Francesco Tombesi, ricercatore del nostro Ateneo, è tra i firmatari di un importante studio scientifico riguardante l’analisi di possibili nuove particelle elementari
Ci sono voluti cinque giorni di intensa osservazione, prima di poter concludere che nell’ammasso di galassie denominato Perseo, a circa 240 milioni di anni luce da noi, sembra non siano presenti assioni, possibili nuove particelle elementari.
La notizia arriva direttamente dal NASA Chandra X-ray Center (CXC) di Boston, che gestisce il satellite Chandra X-ray Observatory (un telescopio spaziale per analisi nei raggi X) ed è recentemente stata pubblicata sul The Astrophysical Journal. Tra gli autori il dott. Francesco Tombesi, ricercatore del nostro Ateneo, che ha spiegato come “questo studio sia un bell’esempio di come l’astrofisica delle alte energie, in questo caso osservazioni spaziali nei raggi X di un nucleo galattico attivo al centro dell’ammasso di Perseo, possano avere importanti riscontri sia per scoperte di astrofisica in sé, sia per avanzare le nostre conoscenze di fisica delle particelle elementari e fisica teorica che non sarebbero possibili con laboratori terrestri”.
Lo scopo degli scienziati era quello di evidenziare appunto la presenza degli assioni, usando osservazioni nei raggi X di un nucleo galattico attivo al centro di un ammasso di galassie, un buco nero supermassiccio impegnato a risucchiare tutto ciò che lo circonda.
L’importanza di tali particelle sarebbe enorme, dal momento che sono tra gli elementi “predetti” dalla Teoria delle Stringhe (una delle più suggestive teorie in grado di spiegare l’Universo che ci circonda) e che potrebbero dare un contributo fondamentale alla cosiddetta “Teoria del Tutto” (Theory of Everything),vale a dire quella che si propone di unificare tutte le forze, le particelle e le interazioni conosciute.
La mancata evidenza delle presunte particelle nell’ammasso Perseo, lungi dall’essere un fallimento, finisce quindi per rappresentare una discreta “spallata” alla Teoria delle Stringhe, e apre allo stesso tempo a nuovi scenari, spingendo gli scienziati a guardare altrove, scartando alcune teorie e allo stesso tempo restringendo il campo di ricerca. C’è da dire che gli assioni non sono affatto facili da identificare, trattandosi di particelle la cui peculiarità è rappresentata proprio dalla loro massa, che dovrebbe essere straordinariamente bassa e compresa in un range che va da un milionesimo della massa di un elettrone fino a zero. Qualunque valore non nullo potrebbe addirittura poter spiegare l’enigma della materia oscura, che rappresenta la stragrande maggioranza della massa di cui è composto l’universo.
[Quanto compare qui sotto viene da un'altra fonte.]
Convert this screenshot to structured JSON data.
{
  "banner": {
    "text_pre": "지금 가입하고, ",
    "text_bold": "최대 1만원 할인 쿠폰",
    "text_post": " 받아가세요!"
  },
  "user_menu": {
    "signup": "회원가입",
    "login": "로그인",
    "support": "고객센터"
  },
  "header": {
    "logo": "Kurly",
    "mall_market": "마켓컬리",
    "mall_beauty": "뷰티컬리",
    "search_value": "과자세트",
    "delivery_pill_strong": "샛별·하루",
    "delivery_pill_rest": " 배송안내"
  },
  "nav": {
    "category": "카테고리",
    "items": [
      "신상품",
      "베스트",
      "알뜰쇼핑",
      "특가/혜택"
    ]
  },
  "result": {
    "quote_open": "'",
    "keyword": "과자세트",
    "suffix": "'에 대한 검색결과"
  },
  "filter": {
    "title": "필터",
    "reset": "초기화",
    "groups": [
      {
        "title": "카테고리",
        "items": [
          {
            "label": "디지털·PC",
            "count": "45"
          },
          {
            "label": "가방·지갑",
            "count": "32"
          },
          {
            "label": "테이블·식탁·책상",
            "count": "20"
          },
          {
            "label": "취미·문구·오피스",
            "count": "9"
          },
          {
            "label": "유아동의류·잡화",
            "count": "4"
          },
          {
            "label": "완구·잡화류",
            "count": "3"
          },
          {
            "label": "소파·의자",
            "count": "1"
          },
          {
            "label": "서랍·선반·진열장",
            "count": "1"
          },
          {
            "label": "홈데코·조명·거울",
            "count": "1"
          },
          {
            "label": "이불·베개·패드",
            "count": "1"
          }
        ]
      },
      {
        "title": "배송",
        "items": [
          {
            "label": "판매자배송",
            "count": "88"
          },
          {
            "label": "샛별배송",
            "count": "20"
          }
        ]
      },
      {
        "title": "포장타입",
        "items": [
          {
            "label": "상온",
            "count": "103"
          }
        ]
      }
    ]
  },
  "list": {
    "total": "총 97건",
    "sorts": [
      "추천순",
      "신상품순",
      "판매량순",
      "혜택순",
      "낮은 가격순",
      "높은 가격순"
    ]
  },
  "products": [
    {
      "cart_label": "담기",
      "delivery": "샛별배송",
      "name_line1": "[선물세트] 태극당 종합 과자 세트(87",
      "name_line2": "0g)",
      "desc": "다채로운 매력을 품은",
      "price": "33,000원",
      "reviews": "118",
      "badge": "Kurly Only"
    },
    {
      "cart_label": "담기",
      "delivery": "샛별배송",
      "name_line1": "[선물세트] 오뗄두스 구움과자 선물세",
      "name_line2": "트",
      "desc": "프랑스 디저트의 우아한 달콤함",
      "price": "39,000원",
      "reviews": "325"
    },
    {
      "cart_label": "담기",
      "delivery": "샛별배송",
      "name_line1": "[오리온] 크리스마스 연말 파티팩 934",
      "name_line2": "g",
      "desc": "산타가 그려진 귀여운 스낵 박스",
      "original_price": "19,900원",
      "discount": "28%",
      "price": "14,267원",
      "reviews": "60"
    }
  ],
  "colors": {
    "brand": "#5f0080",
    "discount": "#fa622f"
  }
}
Altra eccezionale proprietà degli assioni è la loro capacità di convertirsi in fotoni (ovvero le particelle che compongono la luce) nel momento in cui attraversano campi magnetici. Questo tipo di fenomeno, inoltre, risulta anche reversibile.
“Fino a poco tempo fa non avevo idea di quanto gli astronomi nei raggi X potessero dare un contributo sulla Teoria delle stringhe, ma ora so che possono avere un ruolo molto importante”, ha commentato Christopher Reynolds dell’Università di Cambridge, Regno Unito, il ricercatore che ha guidato lo studio. “Se queste particelle venissero finalmente rilevate – ha inoltre sottolineato – la fisica cambierebbe per sempre”.
Ma la ricerca di elementi fondamentali dell’Universo non si esaurisce qui. Secondo alcuni studiosi infatti, sarebbe possibile postulare l’esistenza di una classe più ampia di particelle di massa ultra-bassa con proprietà simili agli assioni, ovvero le Alp (axion-like-particles, letteralmente “particelle simili agli assioni”), che avrebbero una ancora maggiore libertà di “trasformismo”, potendo alternare il loro stato di particella con quello di fotone. Anche in questo caso, l’enorme precisione delle misure ottenute da Chandra suggerisce che la massa di queste ipotetiche particelle dovrebbe essere inferiore al milionesimo di miliardesimo di quella di un elettrone, o in alternativa superiore a quella consentita dagli strumenti del telescopio.
In conclusione, se da un lato lo studio sferra un duro colpo all’affascinante Teoria delle Stringhe, dall’altro dimostra la sempre maggiore efficienza degli strumenti a disposizione dei nostri scienziati, per poter dare una valida spiegazione ai fenomeni del Cosmo, analizzando gli elementi fondamentali che lo compongono. La caccia è aperta.